The September 1 issue of Library Journal includes an article (the Backtalk Column) titled “Lessons of Good Customer Service” by Amy Fry. What makes this a worthwhile read is that Fry shares her experiences as a member of the Barnes & Noble retail sales force, and how that has influenced her thinking about customer service in her library. One of the observations that caught my attention (and something I’ve commented on previously) was that front-line librarians do indeed have something to sell – so having some qualities of a talented salesperson can contribute to better customer service and library outreach.
Fry also shares some lessons learned from working on the front line in a public library (something I’ve experienced myself quite a few years ago).
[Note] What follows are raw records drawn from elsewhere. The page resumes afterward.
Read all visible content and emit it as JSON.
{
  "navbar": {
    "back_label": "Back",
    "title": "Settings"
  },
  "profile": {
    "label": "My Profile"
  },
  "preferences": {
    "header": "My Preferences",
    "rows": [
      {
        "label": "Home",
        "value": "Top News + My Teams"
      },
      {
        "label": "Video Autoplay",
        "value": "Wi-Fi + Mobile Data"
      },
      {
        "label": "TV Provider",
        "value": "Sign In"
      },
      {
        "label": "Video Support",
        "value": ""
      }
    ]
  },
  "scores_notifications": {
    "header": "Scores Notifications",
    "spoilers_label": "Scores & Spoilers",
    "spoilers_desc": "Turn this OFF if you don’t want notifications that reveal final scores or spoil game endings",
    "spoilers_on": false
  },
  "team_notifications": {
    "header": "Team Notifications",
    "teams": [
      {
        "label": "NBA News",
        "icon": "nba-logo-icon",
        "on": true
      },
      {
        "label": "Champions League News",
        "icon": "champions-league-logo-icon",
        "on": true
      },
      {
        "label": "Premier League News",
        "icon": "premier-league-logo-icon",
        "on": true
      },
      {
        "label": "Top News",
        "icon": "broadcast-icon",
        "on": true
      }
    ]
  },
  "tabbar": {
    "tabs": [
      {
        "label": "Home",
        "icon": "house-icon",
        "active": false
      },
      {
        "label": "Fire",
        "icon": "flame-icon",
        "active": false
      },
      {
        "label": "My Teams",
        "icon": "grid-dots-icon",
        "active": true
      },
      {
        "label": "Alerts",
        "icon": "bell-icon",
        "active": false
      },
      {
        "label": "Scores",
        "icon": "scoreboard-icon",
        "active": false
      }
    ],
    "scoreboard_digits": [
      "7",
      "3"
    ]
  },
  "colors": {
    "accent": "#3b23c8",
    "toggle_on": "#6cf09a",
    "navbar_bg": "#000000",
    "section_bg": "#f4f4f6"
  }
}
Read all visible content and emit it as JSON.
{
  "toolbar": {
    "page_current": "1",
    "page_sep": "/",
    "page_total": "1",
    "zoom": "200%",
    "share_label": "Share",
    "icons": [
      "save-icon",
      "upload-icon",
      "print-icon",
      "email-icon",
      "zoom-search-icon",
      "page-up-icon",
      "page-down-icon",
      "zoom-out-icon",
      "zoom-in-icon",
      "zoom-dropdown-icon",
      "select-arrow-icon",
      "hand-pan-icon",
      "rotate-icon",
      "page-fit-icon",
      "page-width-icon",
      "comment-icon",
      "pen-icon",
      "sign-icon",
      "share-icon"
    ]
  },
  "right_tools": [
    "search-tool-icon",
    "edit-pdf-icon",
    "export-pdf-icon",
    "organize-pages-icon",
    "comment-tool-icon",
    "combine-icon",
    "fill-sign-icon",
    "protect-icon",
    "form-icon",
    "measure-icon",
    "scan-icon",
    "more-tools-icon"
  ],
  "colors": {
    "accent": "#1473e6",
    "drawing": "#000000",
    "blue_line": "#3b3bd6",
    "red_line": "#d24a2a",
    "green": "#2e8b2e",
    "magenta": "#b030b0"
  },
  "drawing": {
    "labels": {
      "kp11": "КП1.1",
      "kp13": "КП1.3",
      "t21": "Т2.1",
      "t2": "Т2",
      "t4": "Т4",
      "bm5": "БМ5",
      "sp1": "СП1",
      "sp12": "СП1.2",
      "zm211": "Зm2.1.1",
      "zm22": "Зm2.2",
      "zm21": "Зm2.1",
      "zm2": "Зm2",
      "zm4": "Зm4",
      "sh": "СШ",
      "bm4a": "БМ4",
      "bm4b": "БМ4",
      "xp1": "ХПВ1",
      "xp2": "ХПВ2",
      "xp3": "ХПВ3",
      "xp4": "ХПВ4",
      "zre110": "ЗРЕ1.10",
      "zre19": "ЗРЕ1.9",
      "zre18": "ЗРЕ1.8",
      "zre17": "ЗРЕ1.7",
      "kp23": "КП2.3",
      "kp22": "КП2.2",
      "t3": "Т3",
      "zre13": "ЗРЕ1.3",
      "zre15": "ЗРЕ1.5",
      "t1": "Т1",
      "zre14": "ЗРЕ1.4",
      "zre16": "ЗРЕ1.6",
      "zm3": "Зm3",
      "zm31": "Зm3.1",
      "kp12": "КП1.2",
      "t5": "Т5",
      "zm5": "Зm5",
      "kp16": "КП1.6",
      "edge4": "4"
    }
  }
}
One of the important ones for delivering good customer service in libraries is understanding how to say no to users. It’s vitally important to have policies, but not when the policies are rigidly followed in order to deny patrons services because it may be inconvenient for staff. Libraries are often too focused on a rules-based culture. Retail organizations like Barnes & Nobles know they wouldn’t stay in business long if they couldn’t do everything possible to say “yes” to customers who need special accommodations.
So while customer service is not in and of itself a user experience, without good customer service at every touchpoint in the library, there is no hope for a better library experience.